Dr. Vikas Gupta on the condition and its treatment
“When Sirohi came to me his hand was swollen and he was in severe pain. After going through the various reports, I recommended a synovial biopsy, which helped make a conclusive diagnosis. For the biopsy, we made two incisions in the wrist of his right hand and with the help of a camera, we found tuberculosis infection in his wrist”.

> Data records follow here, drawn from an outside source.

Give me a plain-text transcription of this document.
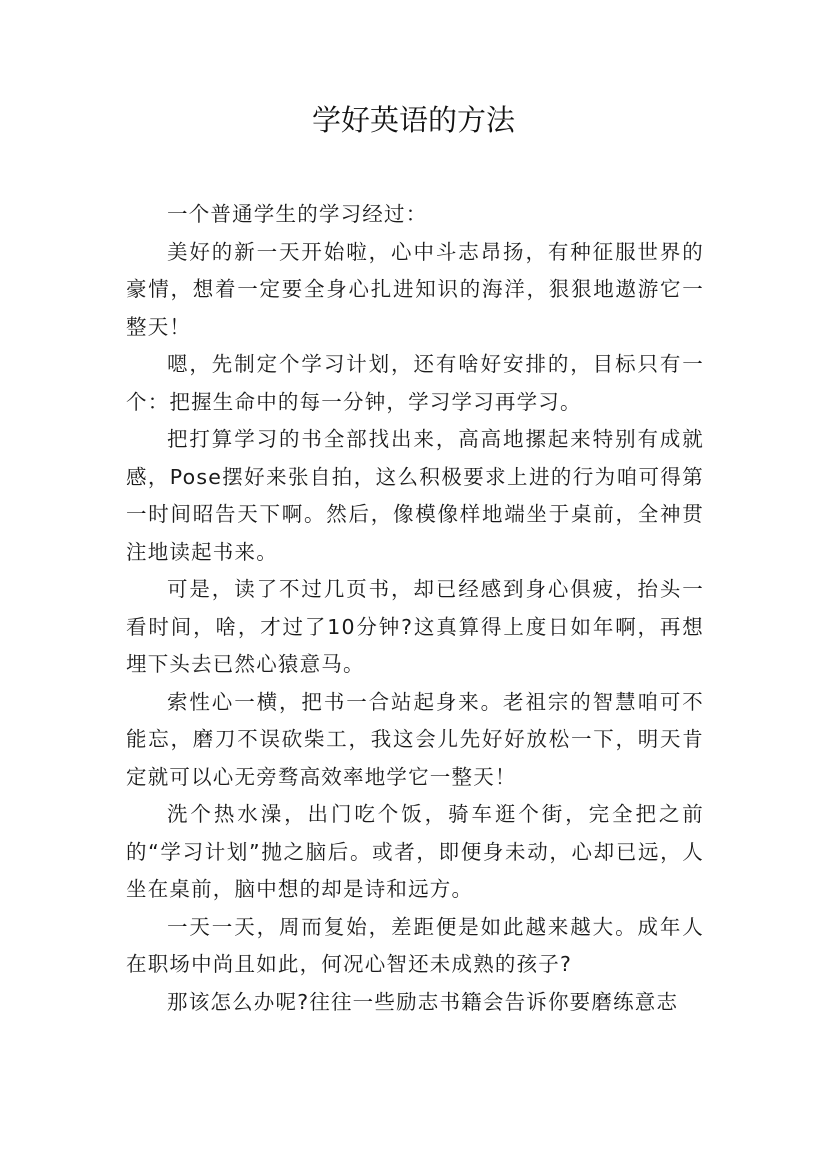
学好英语的方法

一个普通学生的学习经过：

美好的新一天开始啦，心中斗志昂扬，有种征服世界的豪情，想着一定要全身心扎进知识的海洋，狠狠地遨游它一整天！

嗯，先制定个学习计划，还有啥好安排的，目标只有一个：把握生命中的每一分钟，学习学习再学习。

把打算学习的书全部找出来，高高地摞起来特别有成就感，Pose摆好来张自拍，这么积极要求上进的行为咱可得第一时间昭告天下啊。然后，像模像样地端坐于桌前，全神贯注地读起书来。

可是，读了不过几页书，却已经感到身心俱疲，抬头一看时间，啥，才过了10分钟?这真算得上度日如年啊，再想埋下头去已然心猿意马。

索性心一横，把书一合站起身来。老祖宗的智慧咱可不能忘，磨刀不误砍柴工，我这会儿先好好放松一下，明天肯定就可以心无旁骛高效率地学它一整天！

洗个热水澡，出门吃个饭，骑车逛个街，完全把之前的“学习计划”抛之脑后。或者，即便身未动，心却已远，人坐在桌前，脑中想的却是诗和远方。

一天一天，周而复始，差距便是如此越来越大。成年人在职场中尚且如此，何况心智还未成熟的孩子?

那该怎么办呢?往往一些励志书籍会告诉你要磨练意志
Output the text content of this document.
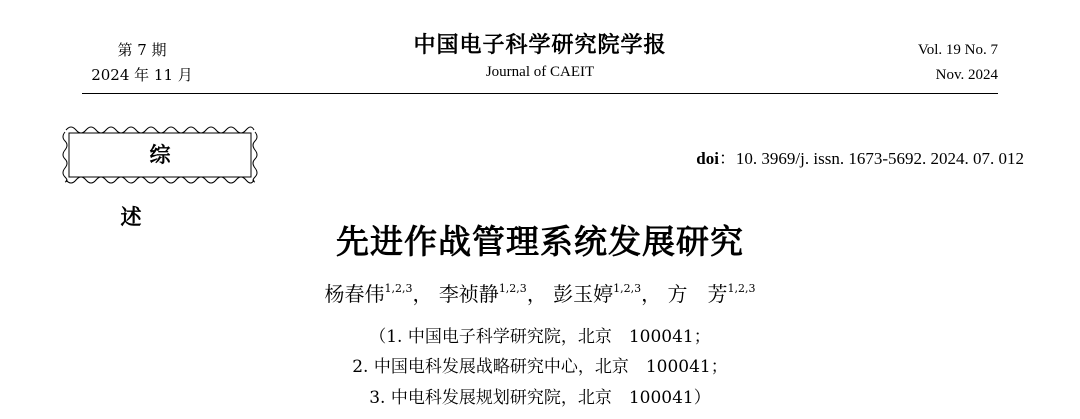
第 7 期
2024 年 11 月
中国电子科学研究院学报
Journal of CAEIT
Vol. 19 No. 7
Nov. 2024
综述
doi：10. 3969/j. issn. 1673-5692. 2024. 07. 012
先进作战管理系统发展研究
杨春伟$^{1,2,3}$， 李祯静$^{1,2,3}$， 彭玉婷$^{1,2,3}$， 方　芳$^{1,2,3}$
（1. 中国电子科学研究院，北京　100041；
2. 中国电科发展战略研究中心，北京　100041；
3. 中电科发展规划研究院，北京　100041）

“Then on the operation table itself with the patient under anaesthesia, I cleaned up the infected issues with a procedure called wrist arthroscopy. It is a simple minimally invasive technique. In this procedure, a small camera fixed to the end of a narrow tube is inserted through a small incision in the skin directly into the back of the wrist joint. The camera lens magnifies and projects the small structures in the wrist onto a television monitor, allowing for a more accurate diagnosis. Several small incisions are used to allow the surgeon to place the camera in different positions to see different structures inside the joint as well as to place various small instruments into the wrist joint to help diagnose and treat various problems”.

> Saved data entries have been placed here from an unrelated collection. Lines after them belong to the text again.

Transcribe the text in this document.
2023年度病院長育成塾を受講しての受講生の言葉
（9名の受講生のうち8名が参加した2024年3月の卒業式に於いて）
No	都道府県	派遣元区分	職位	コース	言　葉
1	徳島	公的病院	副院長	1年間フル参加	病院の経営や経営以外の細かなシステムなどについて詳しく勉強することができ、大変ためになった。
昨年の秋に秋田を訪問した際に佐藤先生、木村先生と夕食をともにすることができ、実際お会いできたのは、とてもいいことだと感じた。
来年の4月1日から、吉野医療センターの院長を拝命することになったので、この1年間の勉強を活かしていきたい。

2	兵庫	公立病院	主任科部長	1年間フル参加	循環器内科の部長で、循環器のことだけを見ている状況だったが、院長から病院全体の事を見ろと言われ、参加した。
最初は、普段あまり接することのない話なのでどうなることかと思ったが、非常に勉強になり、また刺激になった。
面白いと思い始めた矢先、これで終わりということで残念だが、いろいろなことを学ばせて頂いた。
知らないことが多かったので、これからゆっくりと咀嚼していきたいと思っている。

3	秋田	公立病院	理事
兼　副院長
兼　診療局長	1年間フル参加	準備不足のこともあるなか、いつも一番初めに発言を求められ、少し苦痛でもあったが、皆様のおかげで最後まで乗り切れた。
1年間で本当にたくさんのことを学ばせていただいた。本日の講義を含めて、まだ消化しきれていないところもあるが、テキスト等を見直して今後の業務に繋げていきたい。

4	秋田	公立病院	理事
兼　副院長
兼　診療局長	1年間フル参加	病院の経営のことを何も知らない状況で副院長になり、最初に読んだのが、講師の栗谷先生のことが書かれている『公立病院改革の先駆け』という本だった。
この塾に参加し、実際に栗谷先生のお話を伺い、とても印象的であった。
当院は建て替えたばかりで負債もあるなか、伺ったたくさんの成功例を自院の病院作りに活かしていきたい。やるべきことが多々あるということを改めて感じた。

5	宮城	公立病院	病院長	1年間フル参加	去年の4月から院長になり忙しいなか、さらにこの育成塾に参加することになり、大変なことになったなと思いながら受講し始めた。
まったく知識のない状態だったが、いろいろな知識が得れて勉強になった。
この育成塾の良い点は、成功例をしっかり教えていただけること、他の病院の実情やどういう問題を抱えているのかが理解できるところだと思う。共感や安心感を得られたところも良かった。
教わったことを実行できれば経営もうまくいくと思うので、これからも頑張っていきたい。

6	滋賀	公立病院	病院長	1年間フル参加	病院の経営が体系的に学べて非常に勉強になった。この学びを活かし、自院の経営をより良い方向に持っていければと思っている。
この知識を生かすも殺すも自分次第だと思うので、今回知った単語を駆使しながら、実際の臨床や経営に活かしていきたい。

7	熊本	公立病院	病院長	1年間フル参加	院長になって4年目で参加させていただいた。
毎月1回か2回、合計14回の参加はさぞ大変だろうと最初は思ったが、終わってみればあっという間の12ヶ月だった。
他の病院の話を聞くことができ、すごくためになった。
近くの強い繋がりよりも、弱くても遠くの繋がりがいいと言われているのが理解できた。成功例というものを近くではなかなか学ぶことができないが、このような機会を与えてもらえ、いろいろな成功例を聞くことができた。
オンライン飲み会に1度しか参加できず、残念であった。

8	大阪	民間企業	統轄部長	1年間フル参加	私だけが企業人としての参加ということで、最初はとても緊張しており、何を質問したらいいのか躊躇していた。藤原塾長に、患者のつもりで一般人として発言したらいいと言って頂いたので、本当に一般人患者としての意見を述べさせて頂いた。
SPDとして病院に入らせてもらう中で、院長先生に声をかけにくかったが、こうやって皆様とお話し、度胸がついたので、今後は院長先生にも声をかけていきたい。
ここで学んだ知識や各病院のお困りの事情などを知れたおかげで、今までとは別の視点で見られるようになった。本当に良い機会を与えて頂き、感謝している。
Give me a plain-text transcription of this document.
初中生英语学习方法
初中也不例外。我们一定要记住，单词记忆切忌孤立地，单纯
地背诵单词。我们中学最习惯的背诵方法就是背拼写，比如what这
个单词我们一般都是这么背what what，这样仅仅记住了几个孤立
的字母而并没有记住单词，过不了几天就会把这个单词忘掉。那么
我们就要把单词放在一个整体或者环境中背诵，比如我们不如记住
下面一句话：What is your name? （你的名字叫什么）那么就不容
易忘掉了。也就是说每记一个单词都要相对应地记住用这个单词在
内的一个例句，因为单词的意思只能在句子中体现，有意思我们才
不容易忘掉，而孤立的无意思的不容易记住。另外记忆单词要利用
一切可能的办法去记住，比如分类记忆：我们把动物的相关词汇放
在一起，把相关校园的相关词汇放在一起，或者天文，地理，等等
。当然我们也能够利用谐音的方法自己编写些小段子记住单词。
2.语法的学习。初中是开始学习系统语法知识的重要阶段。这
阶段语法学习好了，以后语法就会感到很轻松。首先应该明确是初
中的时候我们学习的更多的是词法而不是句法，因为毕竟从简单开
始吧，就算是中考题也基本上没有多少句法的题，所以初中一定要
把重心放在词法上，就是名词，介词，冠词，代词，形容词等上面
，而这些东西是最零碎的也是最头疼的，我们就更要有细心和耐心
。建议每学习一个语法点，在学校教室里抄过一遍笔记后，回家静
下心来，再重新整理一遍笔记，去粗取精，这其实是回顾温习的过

“This surgery is particularly helpful for patients suffering from chronic wrist pain for a long period of time, or for those suffering from fracture, arthritis and physical trauma. Traditionally, such conditions were being treated through an open procedure which doesn’t guarantee 100 per cent mobility in the wrist, and a greater risk of infection. Sirohi’s pain is almost gone. After the surgery, physiotherapy was required to avoid stiffness in the hand”.
Case study 9: Ulnar collateral injury right thumb
23 year old athlete had injury to right thumb while playing cricket 3 months back. Initially patient was treated elsewhere conservatively. But patient complaint of difficulty in bowling and pain on fielding. On examination it was found that there was tenderness on ulnar aspect of Metacarpophalangeal joint thumb. On stress there was pain and instability.

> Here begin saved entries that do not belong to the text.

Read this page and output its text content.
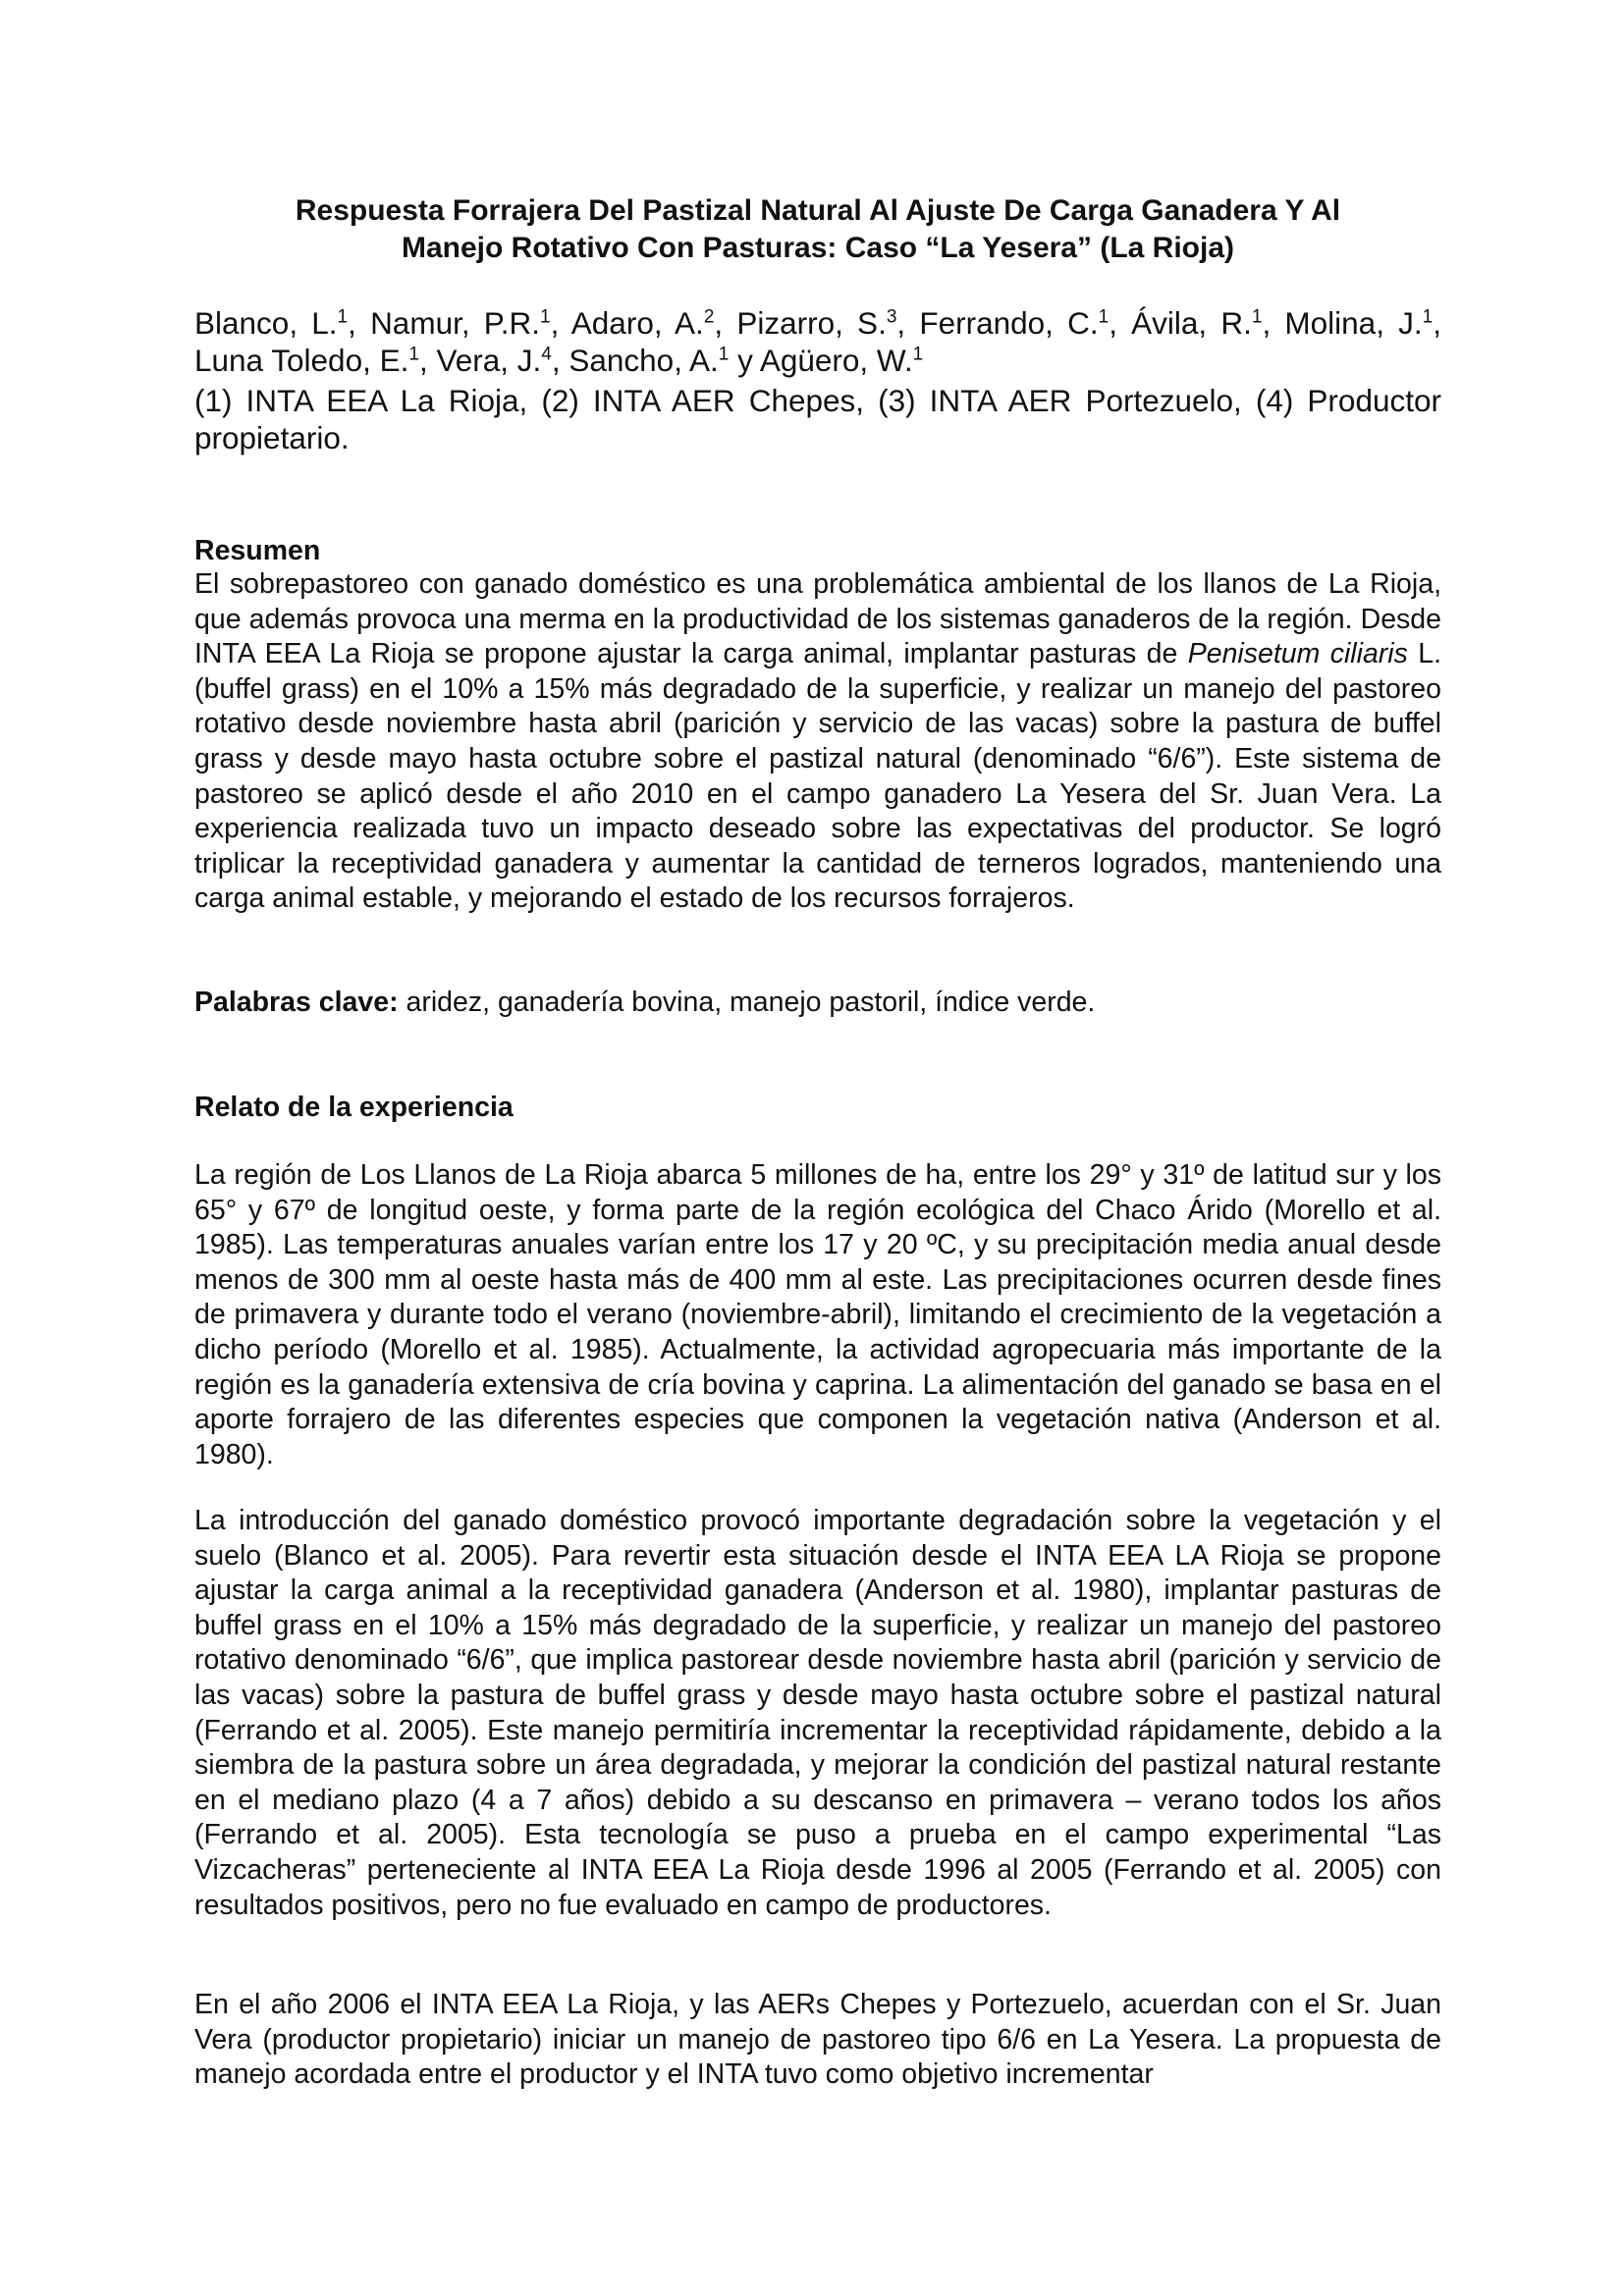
Respuesta Forrajera Del Pastizal Natural Al Ajuste De Carga Ganadera Y Al
Manejo Rotativo Con Pasturas: Caso “La Yesera” (La Rioja)
Blanco, L.$^1$, Namur, P.R.$^1$, Adaro, A.$^2$, Pizarro, S.$^3$, Ferrando, C.$^1$, Ávila, R.$^1$, Molina, J.$^1$, Luna Toledo, E.$^1$, Vera, J.$^4$, Sancho, A.$^1$ y Agüero, W.$^1$
(1) INTA EEA La Rioja, (2) INTA AER Chepes, (3) INTA AER Portezuelo, (4) Productor propietario.
Resumen

El sobrepastoreo con ganado doméstico es una problemática ambiental de los llanos de La Rioja, que además provoca una merma en la productividad de los sistemas ganaderos de la región. Desde INTA EEA La Rioja se propone ajustar la carga animal, implantar pasturas de Penisetum ciliaris L. (buffel grass) en el 10% a 15% más degradado de la superficie, y realizar un manejo del pastoreo rotativo desde noviembre hasta abril (parición y servicio de las vacas) sobre la pastura de buffel grass y desde mayo hasta octubre sobre el pastizal natural (denominado “6/6”). Este sistema de pastoreo se aplicó desde el año 2010 en el campo ganadero La Yesera del Sr. Juan Vera. La experiencia realizada tuvo un impacto deseado sobre las expectativas del productor. Se logró triplicar la receptividad ganadera y aumentar la cantidad de terneros logrados, manteniendo una carga animal estable, y mejorando el estado de los recursos forrajeros.

Palabras clave: aridez, ganadería bovina, manejo pastoril, índice verde.
Relato de la experiencia

La región de Los Llanos de La Rioja abarca 5 millones de ha, entre los 29° y 31º de latitud sur y los 65° y 67º de longitud oeste, y forma parte de la región ecológica del Chaco Árido (Morello et al. 1985). Las temperaturas anuales varían entre los 17 y 20 ºC, y su precipitación media anual desde menos de 300 mm al oeste hasta más de 400 mm al este. Las precipitaciones ocurren desde fines de primavera y durante todo el verano (noviembre-abril), limitando el crecimiento de la vegetación a dicho período (Morello et al. 1985). Actualmente, la actividad agropecuaria más importante de la región es la ganadería extensiva de cría bovina y caprina. La alimentación del ganado se basa en el aporte forrajero de las diferentes especies que componen la vegetación nativa (Anderson et al. 1980).

La introducción del ganado doméstico provocó importante degradación sobre la vegetación y el suelo (Blanco et al. 2005). Para revertir esta situación desde el INTA EEA LA Rioja se propone ajustar la carga animal a la receptividad ganadera (Anderson et al. 1980), implantar pasturas de buffel grass en el 10% a 15% más degradado de la superficie, y realizar un manejo del pastoreo rotativo denominado “6/6”, que implica pastorear desde noviembre hasta abril (parición y servicio de las vacas) sobre la pastura de buffel grass y desde mayo hasta octubre sobre el pastizal natural (Ferrando et al. 2005). Este manejo permitiría incrementar la receptividad rápidamente, debido a la siembra de la pastura sobre un área degradada, y mejorar la condición del pastizal natural restante en el mediano plazo (4 a 7 años) debido a su descanso en primavera – verano todos los años (Ferrando et al. 2005). Esta tecnología se puso a prueba en el campo experimental “Las Vizcacheras” perteneciente al INTA EEA La Rioja desde 1996 al 2005 (Ferrando et al. 2005) con resultados positivos, pero no fue evaluado en campo de productores.

En el año 2006 el INTA EEA La Rioja, y las AERs Chepes y Portezuelo, acuerdan con el Sr. Juan Vera (productor propietario) iniciar un manejo de pastoreo tipo 6/6 en La Yesera. La propuesta de manejo acordada entre el productor y el INTA tuvo como objetivo incrementar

Patient was advised ulnar collateral ligament reconstruction.before surgery instability was demonstrated on fluoroscopy (video 1). During surgery MCP joint was opened from medial aspect and ulnar collateral reconstructed using a tendon graft and fixed to bone using anchor sutures (fig 1 &2). Intraoperatively stability of joint was again cheked clinically as well as under image intensifier (videos 2 &3). Three months after surgery patient had stable painless joint (video 4 &5) and returned to active sports.
Ulnar Collateral Injury Condition Video
Case study 10: Percutaneous Scaphoid fixation
I am practicising as a neurosurgeon in south Delhi for last 18 years. I sustained a fracture scaphoid right wrist. I got scared as far as my knowledge of scaphoid fracture was that it is notorious for nonunion (not uniting) and avascular necrosis (bone becoming dead). These thought are like nightmare for neurosurgeon. It was then a came to know about Dr Vikas Gupta who was fixing these fractures percutaneously (without opening fracture) with screws. When I approached him he was confident that he would be able to fix my scaphoid with this minimally invasive technique and scheduled the surgery next day. Later I came to know that he was first person to fix scaphoid percutaneously in India. . I was able to start operating within 3 weeks of surgery. Presently I don’t have any complaints in my right wrist. I wish Dr Vikas Gupta all the best for all his future endeavors.